4) Only the programmer who is going to write the code can schedule it.

This item makes Joel's scheduling idea a no-go at most companies. Schedules are set by management or sales and programmers are expected to meet the date or get PIP'd.

xtracto 10 hours ago | parent | next [-]

This was written at a time were Software Engineering (not Developers) was valued more.

I had my first programming job around this time, and there wasn't scrum and all that crap. I was a Jr engineer, still in the last semesters of univ. And yet, we were treated like you read in the post: We were handed a feature and asked to do it. First estimate it , then ask the Design guys for UI and finally start coding it.

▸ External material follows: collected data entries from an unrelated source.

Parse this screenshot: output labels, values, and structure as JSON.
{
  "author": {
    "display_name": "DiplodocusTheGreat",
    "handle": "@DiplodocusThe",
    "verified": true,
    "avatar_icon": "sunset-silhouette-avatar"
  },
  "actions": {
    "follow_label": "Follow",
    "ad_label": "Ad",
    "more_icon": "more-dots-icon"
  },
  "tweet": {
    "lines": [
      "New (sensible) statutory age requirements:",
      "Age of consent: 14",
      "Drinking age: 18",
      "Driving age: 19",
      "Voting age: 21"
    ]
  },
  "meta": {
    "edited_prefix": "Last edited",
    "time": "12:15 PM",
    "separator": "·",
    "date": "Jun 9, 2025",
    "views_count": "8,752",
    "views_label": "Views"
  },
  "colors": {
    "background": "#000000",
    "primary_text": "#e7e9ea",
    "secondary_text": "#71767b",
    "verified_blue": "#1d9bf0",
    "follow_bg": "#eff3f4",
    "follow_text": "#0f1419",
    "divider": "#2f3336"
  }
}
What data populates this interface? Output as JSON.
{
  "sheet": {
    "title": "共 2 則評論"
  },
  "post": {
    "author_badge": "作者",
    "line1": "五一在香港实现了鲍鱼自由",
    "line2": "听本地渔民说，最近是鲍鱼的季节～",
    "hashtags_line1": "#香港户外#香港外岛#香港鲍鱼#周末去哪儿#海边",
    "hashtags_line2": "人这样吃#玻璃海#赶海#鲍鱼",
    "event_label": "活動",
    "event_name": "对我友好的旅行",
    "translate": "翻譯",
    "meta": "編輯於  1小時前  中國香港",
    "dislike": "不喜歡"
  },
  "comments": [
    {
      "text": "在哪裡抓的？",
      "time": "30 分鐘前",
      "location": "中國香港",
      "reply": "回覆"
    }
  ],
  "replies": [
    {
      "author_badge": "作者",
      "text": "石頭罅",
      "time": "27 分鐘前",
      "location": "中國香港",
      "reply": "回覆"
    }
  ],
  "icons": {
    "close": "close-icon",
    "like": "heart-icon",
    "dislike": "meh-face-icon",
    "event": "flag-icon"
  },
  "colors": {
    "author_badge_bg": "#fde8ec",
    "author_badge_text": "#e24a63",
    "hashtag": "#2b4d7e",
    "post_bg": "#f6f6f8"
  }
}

Now Software dev feels like sweatshops, business people think we are sewing jeans. And Software Developers became code monkeys.

Its quite sad.

cratermoon 9 hours ago | parent [-]

I've been in the industry since before this article was written. Notice I said most companies. Back when programmers were valued more, we still didn't always get much say in schedules. Certainly more than we do now. Your term "sweatshop" is on the mark, too. Since the advent of "open plan" offices, we even look like rows of tailors sitting at sewing machines stitching together jeans.

pan69 10 hours ago | parent | prev [-]

Exactly the reason why such organisations tend to fail.

mandeepj 10 hours ago | parent [-]

Are you saying companies where the schedule is set by management tend to fail?

wtallis 10 hours ago | parent [-]

The companies don't always fail, but the software projects frequently do. When was the last time you saw a headline about a massive software project and the outcome was that it was early and under budget with all planned features working?